Kendi adıma uzunca bir süredir Erdoğan’ın kuşatıldığını düşünüyorum. Belirli bir amaç taşıyan bir grup tarafından kuşatılarak aklıselimden uzaklaştırıldığını… Çeyrek asırdır hayatımızda olan siyaset ustasının bu denli acemi hamleler yaparak adeta ayağına kurşun sıkmasına başka bir anlam veremiyorum çünkü.

Ayrıca daha birkaç gün önce kızgın demiri soğutmaktan söz eden Erdoğan’ın ‘seçimin yenilenmesi lazım’ diyerek demiri yeniden harlamasına ne demeli?

Ya da bu koşullarda 23 Haziran’da çok daha büyük bir hezimetin kendilerini beklediğini göremeyecek kadar basiretini kaybetmesine?

Sadece İstanbul seçim sürecini kast etmiyorum. Son 5 yıldır bu böyle…  Cumhurbaşkanı olmasına rağmen toplumun yarısını temsil etmemekte direnen Erdoğan’ın 7 Haziran seçimlerinden bu yana aldığı kararları rasyonel, akılcı ve de mantıklı bulmuyorum.

İstanbul’daki yerel seçimden kendi koltuğunu, tahtını sarsacak bir toplumsal lider yaratmak, tanıdığımız Erdoğan’a göre bir şey değil çünkü. 

Siyasi hayatı boyunca tek bir seçim bile kazanamamış Bahçeli’nin kuyruğuna takılmak da öyle…
Bülent Arınç haklı…

Tabi ki İmamoğlu kişisel özellikleri ve toplumun tamamını kucaklayan diliyle öne çıkmış, kendisini sevdirmişti. Ama AK Parti tarafından yaratılan mağduriyet ikliminde İmamoğlu kat be kat büyüdü.

Peki, 23 Haziran’da sonuç ne mi olur?

Sandıklar 17.00’de kapanır. Seçim 18.00’de biter. Mazbata sabah 08.30’da alınır. İstanbul halkı itiraza, yeniden sayıma mahal bırakmayacak bir oranla İmamoğlu’na hakkını teslim edecektir.

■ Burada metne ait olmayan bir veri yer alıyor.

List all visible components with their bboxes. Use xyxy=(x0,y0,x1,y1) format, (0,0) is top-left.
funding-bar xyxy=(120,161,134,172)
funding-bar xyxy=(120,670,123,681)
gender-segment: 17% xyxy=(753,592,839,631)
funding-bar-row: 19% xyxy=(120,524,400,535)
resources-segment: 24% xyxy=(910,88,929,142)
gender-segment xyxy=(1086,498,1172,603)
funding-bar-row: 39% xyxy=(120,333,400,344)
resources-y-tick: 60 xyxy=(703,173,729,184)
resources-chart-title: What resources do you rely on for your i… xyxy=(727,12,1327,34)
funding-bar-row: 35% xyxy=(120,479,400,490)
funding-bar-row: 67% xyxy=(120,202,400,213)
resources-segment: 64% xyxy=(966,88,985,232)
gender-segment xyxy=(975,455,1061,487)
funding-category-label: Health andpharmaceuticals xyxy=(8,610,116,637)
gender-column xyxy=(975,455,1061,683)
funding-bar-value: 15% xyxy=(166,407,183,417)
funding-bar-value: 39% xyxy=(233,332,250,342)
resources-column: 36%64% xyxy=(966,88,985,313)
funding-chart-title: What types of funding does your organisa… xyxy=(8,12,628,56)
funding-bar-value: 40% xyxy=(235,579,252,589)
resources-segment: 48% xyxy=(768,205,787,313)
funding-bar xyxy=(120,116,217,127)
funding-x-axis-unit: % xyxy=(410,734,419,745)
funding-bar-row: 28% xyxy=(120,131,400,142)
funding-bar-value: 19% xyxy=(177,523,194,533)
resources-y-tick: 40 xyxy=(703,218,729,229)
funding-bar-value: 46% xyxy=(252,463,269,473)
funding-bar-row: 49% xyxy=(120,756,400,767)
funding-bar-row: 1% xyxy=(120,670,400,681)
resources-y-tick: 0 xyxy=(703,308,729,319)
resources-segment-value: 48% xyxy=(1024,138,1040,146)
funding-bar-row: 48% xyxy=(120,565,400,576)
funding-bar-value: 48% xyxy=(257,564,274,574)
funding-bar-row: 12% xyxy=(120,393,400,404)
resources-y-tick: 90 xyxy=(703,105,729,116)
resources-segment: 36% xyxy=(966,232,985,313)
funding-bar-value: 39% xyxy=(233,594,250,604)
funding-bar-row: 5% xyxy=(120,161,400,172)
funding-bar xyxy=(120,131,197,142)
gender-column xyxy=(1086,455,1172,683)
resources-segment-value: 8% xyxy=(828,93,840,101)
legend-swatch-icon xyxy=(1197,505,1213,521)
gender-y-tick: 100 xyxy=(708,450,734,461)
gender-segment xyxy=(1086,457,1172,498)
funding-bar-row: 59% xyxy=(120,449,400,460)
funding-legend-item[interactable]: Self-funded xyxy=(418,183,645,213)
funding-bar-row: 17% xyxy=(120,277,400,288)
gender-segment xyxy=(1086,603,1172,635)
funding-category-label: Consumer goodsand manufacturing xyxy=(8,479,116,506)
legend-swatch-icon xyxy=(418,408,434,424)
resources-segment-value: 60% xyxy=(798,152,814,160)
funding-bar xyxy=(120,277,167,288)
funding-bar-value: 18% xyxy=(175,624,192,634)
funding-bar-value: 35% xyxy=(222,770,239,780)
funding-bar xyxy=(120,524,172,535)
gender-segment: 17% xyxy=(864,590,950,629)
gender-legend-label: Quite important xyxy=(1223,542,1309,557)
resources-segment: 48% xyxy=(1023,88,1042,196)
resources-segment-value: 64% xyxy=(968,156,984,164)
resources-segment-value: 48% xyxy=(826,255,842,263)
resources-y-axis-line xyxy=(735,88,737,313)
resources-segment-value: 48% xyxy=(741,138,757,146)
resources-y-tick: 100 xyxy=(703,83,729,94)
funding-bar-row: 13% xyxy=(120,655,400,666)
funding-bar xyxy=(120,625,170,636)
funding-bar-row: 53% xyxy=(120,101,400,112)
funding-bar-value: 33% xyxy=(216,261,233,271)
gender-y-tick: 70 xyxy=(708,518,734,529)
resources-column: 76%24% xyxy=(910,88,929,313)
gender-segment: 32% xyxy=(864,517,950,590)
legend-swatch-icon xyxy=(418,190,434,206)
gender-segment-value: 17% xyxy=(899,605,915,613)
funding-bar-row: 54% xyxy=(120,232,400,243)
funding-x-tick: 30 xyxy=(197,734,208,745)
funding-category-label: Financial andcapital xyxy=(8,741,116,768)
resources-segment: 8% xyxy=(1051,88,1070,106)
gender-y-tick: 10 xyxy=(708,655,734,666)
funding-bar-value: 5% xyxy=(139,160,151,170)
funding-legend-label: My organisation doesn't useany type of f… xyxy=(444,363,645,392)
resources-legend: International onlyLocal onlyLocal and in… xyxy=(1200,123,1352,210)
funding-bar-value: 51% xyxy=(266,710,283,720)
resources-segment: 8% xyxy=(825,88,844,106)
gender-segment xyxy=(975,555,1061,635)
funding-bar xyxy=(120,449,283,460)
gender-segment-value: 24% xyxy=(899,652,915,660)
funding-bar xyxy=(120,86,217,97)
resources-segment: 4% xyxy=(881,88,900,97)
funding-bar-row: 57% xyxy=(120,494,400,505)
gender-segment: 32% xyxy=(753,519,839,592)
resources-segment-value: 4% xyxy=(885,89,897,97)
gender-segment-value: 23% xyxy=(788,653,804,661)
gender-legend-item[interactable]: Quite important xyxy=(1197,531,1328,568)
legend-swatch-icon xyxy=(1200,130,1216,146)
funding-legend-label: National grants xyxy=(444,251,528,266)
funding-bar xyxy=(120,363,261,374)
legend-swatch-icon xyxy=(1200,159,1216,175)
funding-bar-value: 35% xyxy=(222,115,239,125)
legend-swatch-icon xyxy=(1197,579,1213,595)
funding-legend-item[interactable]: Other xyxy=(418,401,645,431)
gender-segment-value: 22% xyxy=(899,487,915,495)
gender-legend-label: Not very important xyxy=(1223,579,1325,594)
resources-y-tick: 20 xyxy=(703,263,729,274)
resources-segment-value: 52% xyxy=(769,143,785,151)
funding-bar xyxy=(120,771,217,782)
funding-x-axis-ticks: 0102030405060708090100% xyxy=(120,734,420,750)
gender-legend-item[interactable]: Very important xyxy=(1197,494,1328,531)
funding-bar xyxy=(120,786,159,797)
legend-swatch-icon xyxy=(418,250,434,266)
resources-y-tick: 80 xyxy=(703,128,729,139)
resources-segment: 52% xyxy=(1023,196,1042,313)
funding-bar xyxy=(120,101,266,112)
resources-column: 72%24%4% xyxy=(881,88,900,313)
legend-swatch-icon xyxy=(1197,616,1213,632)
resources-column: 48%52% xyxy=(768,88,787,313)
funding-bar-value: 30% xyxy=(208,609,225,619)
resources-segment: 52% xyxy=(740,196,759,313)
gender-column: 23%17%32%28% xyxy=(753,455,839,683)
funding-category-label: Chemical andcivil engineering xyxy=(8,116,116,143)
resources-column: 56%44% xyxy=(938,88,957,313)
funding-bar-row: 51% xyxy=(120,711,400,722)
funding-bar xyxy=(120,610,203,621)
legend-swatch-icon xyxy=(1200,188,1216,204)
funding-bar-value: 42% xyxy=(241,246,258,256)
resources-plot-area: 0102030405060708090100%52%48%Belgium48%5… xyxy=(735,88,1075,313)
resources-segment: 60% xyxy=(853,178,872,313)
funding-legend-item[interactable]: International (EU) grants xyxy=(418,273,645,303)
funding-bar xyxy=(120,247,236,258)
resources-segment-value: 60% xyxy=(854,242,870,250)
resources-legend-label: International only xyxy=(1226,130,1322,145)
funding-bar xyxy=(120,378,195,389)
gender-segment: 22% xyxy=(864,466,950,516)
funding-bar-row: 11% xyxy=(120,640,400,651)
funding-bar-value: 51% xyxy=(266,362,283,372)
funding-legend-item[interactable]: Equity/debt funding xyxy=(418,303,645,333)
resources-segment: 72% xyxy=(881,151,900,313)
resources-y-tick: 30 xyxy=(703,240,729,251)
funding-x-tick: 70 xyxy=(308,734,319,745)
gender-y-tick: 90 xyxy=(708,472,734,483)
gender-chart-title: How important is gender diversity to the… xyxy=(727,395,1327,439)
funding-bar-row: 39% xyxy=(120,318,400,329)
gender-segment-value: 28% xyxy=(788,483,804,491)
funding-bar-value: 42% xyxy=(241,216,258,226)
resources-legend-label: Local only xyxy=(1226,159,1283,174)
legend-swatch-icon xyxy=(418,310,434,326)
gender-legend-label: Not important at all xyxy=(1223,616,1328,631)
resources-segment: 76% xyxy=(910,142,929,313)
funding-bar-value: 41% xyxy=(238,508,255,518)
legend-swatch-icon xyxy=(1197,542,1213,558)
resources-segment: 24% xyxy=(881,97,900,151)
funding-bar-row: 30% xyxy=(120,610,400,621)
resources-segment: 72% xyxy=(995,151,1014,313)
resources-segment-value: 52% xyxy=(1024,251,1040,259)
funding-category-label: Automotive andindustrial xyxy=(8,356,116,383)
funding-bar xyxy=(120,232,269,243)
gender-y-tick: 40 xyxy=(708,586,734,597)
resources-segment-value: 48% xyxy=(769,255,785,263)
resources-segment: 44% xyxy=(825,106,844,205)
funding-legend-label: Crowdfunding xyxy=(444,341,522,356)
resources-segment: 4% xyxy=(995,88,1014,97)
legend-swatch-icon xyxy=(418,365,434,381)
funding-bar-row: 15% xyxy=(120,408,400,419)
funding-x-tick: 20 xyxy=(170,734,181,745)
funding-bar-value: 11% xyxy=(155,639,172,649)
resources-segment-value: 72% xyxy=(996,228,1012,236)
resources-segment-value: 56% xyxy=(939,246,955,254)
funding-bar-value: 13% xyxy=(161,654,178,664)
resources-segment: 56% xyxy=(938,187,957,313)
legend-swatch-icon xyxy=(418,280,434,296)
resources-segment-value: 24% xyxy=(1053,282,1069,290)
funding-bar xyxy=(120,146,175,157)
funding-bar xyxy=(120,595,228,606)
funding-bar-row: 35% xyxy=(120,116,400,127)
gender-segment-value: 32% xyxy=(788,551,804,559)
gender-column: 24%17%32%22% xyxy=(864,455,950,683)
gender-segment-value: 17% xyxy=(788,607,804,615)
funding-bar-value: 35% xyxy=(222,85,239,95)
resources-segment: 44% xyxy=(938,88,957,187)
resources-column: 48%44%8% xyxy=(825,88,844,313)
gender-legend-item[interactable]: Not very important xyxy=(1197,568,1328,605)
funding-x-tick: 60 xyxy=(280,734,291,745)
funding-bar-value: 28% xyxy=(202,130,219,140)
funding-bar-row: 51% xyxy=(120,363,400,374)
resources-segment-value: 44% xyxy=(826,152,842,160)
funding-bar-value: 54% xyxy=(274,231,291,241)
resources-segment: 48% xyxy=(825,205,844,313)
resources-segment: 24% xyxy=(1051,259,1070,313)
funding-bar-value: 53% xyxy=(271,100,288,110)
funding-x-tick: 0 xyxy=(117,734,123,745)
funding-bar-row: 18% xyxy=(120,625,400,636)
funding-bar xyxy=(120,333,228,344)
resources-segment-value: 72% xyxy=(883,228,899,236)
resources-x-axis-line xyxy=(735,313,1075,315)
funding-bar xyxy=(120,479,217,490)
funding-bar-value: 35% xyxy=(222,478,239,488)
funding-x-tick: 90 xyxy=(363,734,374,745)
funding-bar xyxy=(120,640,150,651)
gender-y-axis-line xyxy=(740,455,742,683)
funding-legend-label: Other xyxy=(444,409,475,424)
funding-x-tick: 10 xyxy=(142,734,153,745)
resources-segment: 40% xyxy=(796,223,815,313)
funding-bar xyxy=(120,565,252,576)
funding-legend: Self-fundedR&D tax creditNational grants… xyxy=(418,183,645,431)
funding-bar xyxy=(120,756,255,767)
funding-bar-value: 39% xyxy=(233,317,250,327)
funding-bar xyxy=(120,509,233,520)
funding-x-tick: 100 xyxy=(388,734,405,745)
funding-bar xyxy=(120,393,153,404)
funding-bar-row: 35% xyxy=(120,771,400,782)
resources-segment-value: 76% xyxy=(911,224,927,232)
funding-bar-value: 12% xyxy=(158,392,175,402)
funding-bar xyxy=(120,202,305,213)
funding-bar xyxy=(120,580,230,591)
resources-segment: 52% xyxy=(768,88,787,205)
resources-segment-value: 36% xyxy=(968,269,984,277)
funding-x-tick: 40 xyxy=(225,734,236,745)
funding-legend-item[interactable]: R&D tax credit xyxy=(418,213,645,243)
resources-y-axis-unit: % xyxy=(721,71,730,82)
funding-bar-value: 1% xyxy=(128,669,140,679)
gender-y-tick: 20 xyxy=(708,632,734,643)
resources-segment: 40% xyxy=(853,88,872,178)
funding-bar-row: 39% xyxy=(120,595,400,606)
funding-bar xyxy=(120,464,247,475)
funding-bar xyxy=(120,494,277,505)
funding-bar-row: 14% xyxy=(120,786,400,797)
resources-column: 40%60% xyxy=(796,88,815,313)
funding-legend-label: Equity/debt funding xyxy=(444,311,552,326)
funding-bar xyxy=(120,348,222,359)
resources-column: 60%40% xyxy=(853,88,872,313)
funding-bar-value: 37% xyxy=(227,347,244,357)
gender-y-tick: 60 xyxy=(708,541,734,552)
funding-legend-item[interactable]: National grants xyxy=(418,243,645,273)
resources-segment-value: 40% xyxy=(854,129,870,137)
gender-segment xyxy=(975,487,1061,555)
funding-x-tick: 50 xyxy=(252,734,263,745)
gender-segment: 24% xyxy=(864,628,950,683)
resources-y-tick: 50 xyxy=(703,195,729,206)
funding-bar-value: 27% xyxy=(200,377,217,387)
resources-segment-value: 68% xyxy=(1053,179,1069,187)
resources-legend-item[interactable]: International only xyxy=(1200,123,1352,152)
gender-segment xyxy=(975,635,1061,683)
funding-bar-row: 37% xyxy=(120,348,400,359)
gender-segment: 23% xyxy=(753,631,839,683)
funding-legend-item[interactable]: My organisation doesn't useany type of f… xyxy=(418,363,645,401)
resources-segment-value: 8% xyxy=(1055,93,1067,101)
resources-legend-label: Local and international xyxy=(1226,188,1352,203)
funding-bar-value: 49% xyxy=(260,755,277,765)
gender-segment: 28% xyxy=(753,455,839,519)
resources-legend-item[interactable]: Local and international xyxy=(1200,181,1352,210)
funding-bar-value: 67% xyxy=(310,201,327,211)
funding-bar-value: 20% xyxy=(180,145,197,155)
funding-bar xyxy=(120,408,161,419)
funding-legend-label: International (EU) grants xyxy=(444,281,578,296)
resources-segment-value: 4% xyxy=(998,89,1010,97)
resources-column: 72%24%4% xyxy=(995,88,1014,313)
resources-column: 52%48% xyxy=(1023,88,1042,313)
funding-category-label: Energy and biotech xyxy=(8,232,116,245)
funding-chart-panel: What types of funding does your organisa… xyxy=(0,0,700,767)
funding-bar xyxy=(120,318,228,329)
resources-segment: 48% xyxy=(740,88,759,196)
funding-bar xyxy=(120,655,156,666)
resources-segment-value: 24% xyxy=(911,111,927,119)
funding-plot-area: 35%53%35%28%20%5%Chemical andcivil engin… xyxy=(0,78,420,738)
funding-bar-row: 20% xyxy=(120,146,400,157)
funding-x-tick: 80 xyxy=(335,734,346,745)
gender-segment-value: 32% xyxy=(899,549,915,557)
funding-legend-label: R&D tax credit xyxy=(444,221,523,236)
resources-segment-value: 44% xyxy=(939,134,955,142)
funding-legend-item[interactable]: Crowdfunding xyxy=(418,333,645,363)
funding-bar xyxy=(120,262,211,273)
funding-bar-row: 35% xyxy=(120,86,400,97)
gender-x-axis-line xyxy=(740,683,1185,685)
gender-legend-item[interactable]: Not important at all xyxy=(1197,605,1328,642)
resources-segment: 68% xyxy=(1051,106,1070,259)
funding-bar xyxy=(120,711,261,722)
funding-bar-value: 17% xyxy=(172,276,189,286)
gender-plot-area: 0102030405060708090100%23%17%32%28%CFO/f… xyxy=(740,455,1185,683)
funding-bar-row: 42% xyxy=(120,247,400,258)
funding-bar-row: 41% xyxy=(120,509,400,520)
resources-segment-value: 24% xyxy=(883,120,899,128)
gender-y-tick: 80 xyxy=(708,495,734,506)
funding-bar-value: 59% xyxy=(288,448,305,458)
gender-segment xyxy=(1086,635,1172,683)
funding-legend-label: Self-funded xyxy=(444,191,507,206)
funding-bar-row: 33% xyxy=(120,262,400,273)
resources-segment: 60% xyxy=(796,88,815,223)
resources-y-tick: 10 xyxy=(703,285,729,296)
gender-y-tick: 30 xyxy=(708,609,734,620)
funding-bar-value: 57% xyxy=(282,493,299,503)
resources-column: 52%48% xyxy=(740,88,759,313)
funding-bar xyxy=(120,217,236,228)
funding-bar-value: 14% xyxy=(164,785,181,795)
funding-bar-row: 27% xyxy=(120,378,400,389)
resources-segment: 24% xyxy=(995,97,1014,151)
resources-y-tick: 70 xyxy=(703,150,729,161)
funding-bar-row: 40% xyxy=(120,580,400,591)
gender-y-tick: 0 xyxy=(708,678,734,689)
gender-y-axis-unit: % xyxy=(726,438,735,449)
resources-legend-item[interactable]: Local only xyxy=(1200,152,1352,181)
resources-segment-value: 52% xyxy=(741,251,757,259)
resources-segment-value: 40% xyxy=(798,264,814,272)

Yani adalet yerini bulacaktır.

Ancak bu saatten sonra İstanbul seçimleri Türkiye’yi bir erken seçime sürükleyebilir.

*

Son olarak İmamoğlu’nun karşısına konulan Binali Yıldırım’a da üzüldüğümü ifade etmeliyim. AK Parti iktidarları boyunca hayata geçirilen fiziki projelerin neredeyse tamamının (yollar, köprüler, havalimanları, tüneller vb) altında bakan, başbakan olarak imzası olan, atanmış da olsa bu ülkenin son Başbakanı, seçilmiş TBMM Başkanı Yıldırım’ın siyaseten bu denli ezdirilmesi sadece siyasi açıdan değil insani açıdan da doğru gelmiyor bana.  Yüze vurur ifadesi şarkısıyla açıklamıştı 1 Kasım’ın ardından sevincini…  Uzunca bir süredir onun yüzünde hüzün ve mutsuzluk dışında bir ifade belirmiyor. Ama liderine olan sadakati “Kan kussa da kızılcık şerbeti içtim” dedirtiyor anlaşılan. Yerinde kim olsa kendini ışık hızıyla bu anlamsız, adaletsiz sürecin dışına atardı.  Ama onun bunu yapamayacağını dahası yapmayacağını biliyoruz. Yıldırım’a bakınca liderinden aldığı her şeyi hiç düşünmeden liderine geri veren, teslim eden sadık bir yol arkadaşı görüyorum. Çeyrek asır önceİstanbul Büyükşehir Belediyesi’nde ‘genel müdür’ olarak başlayan siyasi yolculuğunu İstanbul Büyükşehir Adayı olarak noktalamaya hazırlanan sadık bir yol arkadaşı…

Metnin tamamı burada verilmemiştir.